Broadly speaking, Australia’s thin capitalisation rules impose restrictions on the deductibility of interest based on a taxpayer’s debt to equity ratio. The thin capitalisation rules aim to prevent the allocation of excessive interest bearing, tax deductible debt to Australian operations.
The thin capitalisation provisions are contained in div 820 of ITAA 1997. The provisions operate to disallow certain “debt deductions” where an entity is thinly capitalised. Put simply, Australia has imposed a 3:1 debt to equity ratio, meaning that at least 25 per cent of an asset’s value should be financed with equity and no more than 75 per cent of that value should be financed with debt.
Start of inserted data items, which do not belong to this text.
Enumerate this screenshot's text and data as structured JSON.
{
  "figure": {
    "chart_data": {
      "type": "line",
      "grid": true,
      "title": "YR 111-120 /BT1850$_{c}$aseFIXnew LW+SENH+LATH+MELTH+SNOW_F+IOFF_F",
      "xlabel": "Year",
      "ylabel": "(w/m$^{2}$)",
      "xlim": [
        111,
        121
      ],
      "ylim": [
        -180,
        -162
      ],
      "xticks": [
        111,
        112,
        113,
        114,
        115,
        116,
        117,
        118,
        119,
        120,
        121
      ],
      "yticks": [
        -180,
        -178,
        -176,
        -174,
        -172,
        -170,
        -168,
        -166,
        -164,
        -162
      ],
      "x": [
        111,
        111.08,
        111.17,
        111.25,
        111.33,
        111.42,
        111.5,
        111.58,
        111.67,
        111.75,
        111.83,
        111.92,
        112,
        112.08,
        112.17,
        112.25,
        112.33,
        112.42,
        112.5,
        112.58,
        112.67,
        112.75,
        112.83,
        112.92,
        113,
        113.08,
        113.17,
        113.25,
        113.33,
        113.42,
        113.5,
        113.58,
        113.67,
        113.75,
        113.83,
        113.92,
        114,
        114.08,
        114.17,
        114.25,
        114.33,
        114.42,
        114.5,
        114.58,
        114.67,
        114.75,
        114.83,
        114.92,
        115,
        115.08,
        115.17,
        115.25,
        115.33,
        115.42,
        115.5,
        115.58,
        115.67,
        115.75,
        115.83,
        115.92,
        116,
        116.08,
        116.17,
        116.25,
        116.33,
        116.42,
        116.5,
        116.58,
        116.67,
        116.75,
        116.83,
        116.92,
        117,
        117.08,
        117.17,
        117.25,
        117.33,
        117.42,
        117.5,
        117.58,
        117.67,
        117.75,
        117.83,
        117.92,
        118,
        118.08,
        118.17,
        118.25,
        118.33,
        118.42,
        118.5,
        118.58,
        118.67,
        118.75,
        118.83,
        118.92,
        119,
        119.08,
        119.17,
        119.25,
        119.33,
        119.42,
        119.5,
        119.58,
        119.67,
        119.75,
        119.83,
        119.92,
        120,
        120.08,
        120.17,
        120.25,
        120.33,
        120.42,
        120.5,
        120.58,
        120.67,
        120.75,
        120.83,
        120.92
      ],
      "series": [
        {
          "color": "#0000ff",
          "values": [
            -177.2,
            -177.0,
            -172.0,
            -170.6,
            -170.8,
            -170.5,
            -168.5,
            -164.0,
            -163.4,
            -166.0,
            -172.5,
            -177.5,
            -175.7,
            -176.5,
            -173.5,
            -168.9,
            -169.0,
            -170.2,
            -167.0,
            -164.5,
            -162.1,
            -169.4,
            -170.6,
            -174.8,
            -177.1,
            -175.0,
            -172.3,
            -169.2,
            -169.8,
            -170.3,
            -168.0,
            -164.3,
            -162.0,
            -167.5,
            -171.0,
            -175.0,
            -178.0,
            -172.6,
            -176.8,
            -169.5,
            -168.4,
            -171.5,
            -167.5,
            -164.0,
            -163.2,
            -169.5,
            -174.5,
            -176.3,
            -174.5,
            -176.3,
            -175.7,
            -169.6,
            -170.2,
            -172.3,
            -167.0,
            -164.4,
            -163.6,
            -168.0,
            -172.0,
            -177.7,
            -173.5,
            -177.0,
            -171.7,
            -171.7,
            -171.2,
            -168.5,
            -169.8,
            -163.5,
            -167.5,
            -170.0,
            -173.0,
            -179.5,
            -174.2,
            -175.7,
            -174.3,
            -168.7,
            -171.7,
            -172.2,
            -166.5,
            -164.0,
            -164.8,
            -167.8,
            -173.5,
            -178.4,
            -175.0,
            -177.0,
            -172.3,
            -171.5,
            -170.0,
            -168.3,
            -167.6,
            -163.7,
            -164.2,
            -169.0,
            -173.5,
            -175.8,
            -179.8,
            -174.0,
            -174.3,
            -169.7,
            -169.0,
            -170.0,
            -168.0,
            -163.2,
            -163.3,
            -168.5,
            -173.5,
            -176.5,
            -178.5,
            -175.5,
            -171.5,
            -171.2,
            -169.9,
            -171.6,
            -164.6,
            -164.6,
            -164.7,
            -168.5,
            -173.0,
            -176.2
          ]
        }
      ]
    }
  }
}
The thin capitalisation rules apply to “entities” which include individuals, companies, trusts and partnerships. However, in order for the thin capitalisation rules to apply, the entity must be either an inward investing or an outward investing entity. Therefore, the thin capitalisation provisions will not apply to an entity that does not fall into either of these categories.
In addition to this, there is a de minimis exception.
Where the thin capitalisation provisions would otherwise apply, there are two general exceptions:
- Pursuant to s 820-35 the thin capitalisation provisions do not operate in relation to a taxpayer for an income year where the aggregate debt deductions of the taxpayer and all of the taxpayer’s “associate entities” for that year are $250,000 or less.
- Provided the taxpayer is not foreign controlled, the thin capitalisation provisions will also not apply, by virtue of s 820-37, for an income year in which the average Australian assets of the taxpayer, together with those of each of the taxpayer’s associates are at least 90 per cent of the average total assets of the taxpayer together with those of each of its associates.